I’ve been flying quite a bit this year on United, and can’t say I’ve been that happy. United’s been going through a bunch of changes as part of the Continental merger. Despite that, I’ve had a few instances (including a 5-hour 2 plane delay). There are a good number of threads by unhappy customers on Milepoint.
As I got to midyear (and missed two upgrades in a row), I decided to break down how my upgrades with United are going. First, for those that might not understand the difference between the two airlines as far as complimentary upgrades are concerned, here’s a quick tutorial:
AA awards 4 500-mile upgrade certificates for every 10,000 miles flown to all Gold and Platinum members of the program (the bottom two elite tiers). If it wasn’t obvious, you need one certificate to upgrade a flight up to 500 miles in length, 2 for 1000, etc. These certificates can also be purchased. They are redeemable on any flight on an AA plane (or AA metal as we call it) in the continental US as well as Mexico, the Caribbean, parts of Central America and Canada. AA gives unlimited upgrades to it’s Executive Platinum members, their top-tier elites.
UA, on the other hand, gives complimentary upgrades to all elites in roughly the same geographic areas. UA offers some upgrades to Hawaii and some intra-Asia while restricting them on a few US flights (JFK-LAX and JFK-SFO).
I have had a bit of an abnormal travel experience over the last few years. I fly mostly out of IAD, which is a weaker market for American Airlines, my primary carrier. Over the course of 3 years and 300+ flights, AA upgraded me for all of those flights except for 4. So, a 99% success rate for upgrades.
I’ve had 48 flights on UA so far this year. Of those 48 flights, 39 were on planes that had a First-Class cabin and thus could qualify for an upgrade.
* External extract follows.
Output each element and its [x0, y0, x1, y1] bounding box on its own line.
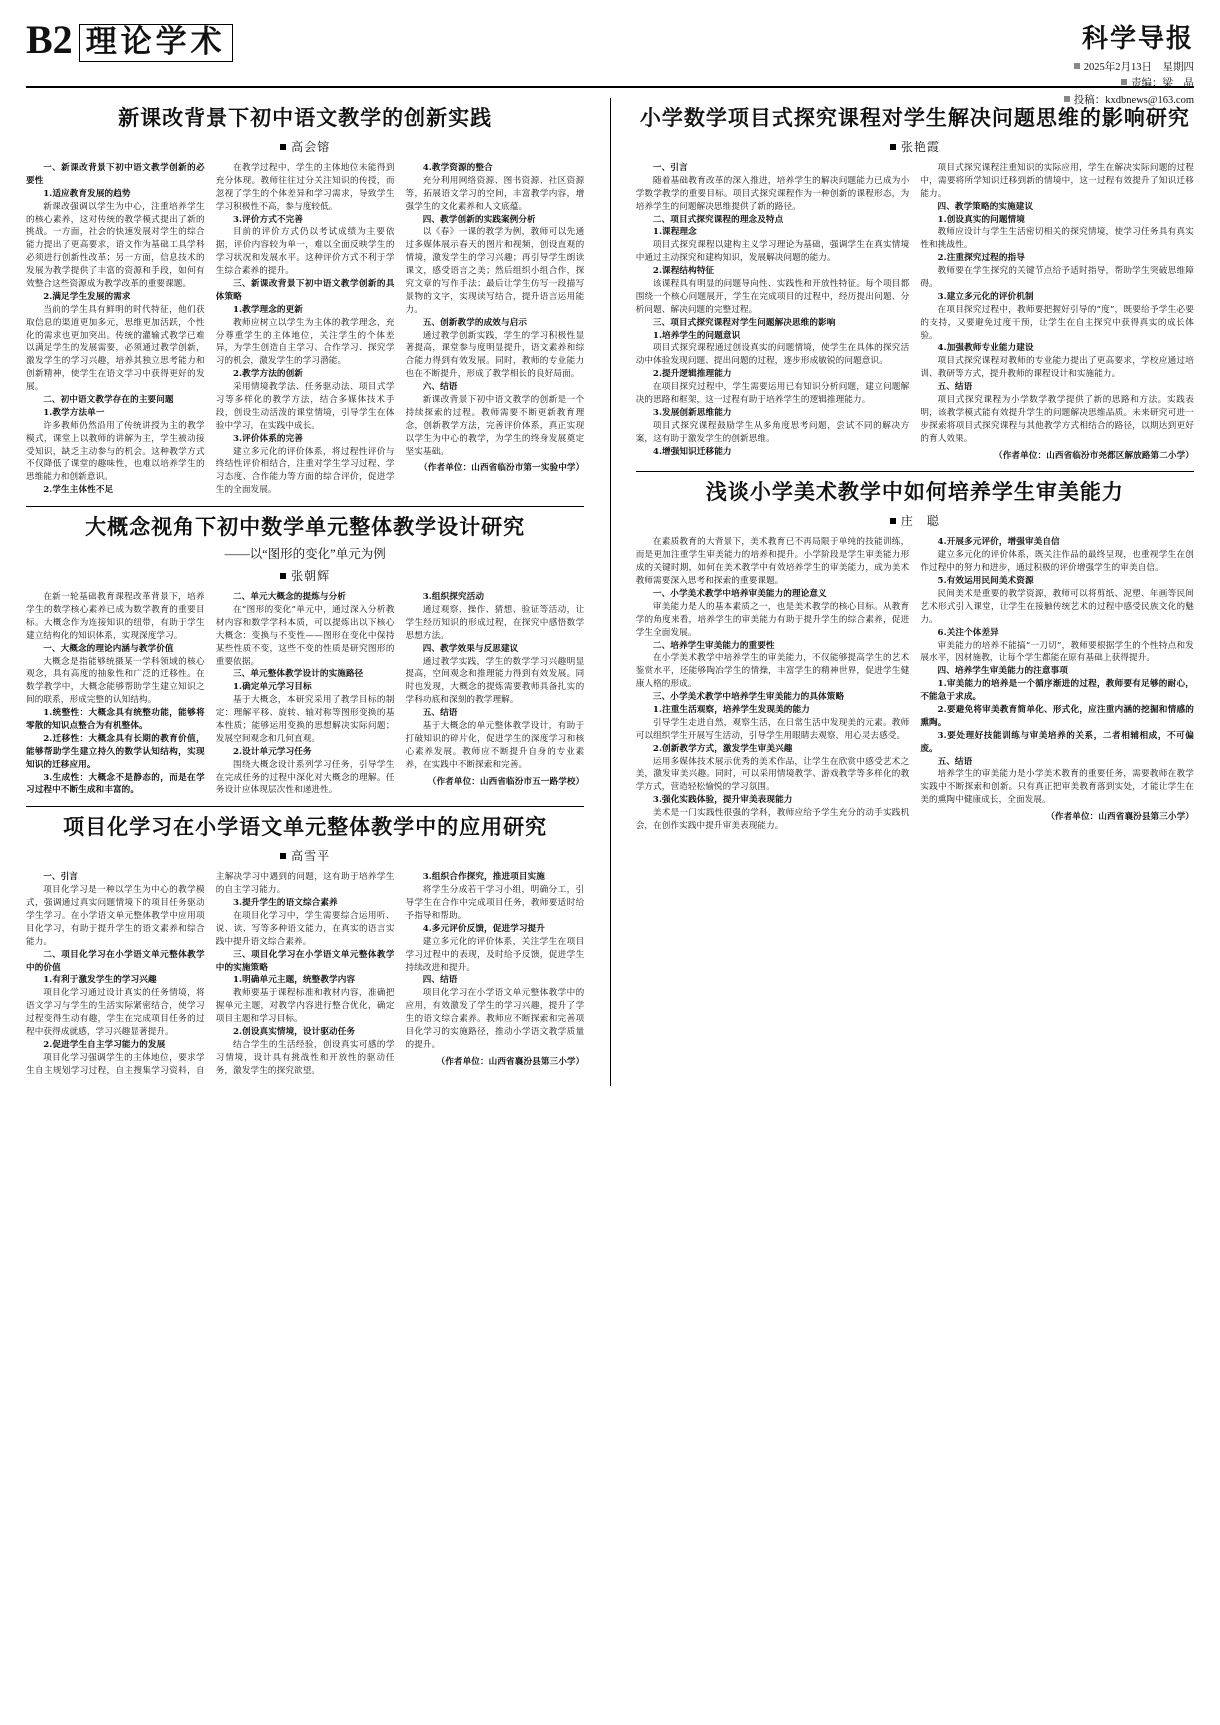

Of those 39 flights I missed 15 upgrades, which means I sat in F 24 times for an upgrade percentage of roughly 62%. A good amount of my UA travel this year has been between two of their hubs (IAD and DEN) which should impact my ability to get upgrades to some degree. However, as someone holding a fairly high level of status with UA (I’m a 1k, there’s another level above with unpublished qualifications called Global Services), I’m fairly disappointed with this percentage.
When the new system rolled out in March of this year, I waited with anticipation to see how good or bad it would be for me. Others, like long-time UA proponent View From the Wing started considering a move elsewhere. The big problem that many anticipated was a change in how upgrades were given on United, as detailed here.
Based on my comparison of the two airlines, UA’s policies haven’t been very good for me. I wasn’t 1K for all of 2011, but my percentage was higher then. This could be attributable to a greater number of elites now that Continental and UA have merged the frequent flier programs, or it could be because of the change in how they hand out upgrades.
Frankly, I don’t really care which it is. I plan to finish my 100,000 miles on UA this year to retain my 1K status for 2013. After that, I highly doubt I’ll be flying 100K on them in 2013. I feel I was generous to UA above in my percentages since a few of the routes I flew that didn’t have a First Class section would have had an F section if I’d chosen to fly AA.
There are proponents of the UA program that will say I’m not entitled to a complimentary upgrade on every flight, that I’m entitled to a comfortable seat on the plane (hopefully in Economy Plus) and that getting upgraded 60% of the time is better than some passengers.
But I think it’s a pretty easy decision for me. The difference as an AA Executive Platinum is noticeable not just in the upgrade percentages, but a pretty significant difference just on upgrades. I’m sure I’ll continue to use UA out of convenience for short hops such as IAD-LGA (although I could fly IAD-JFK and get AA miles through JetBlue) and some hub-to-hub travel such as IAD-DEN. And, I’ll continue to redeem miles for premium cabin travel on Star Alliance carriers worldwide.
Barring a change in these numbers through the rest of the year (and some better customer service wouldn’t hurt), though, I think the end of the runway for my UA 1K relationship is approaching.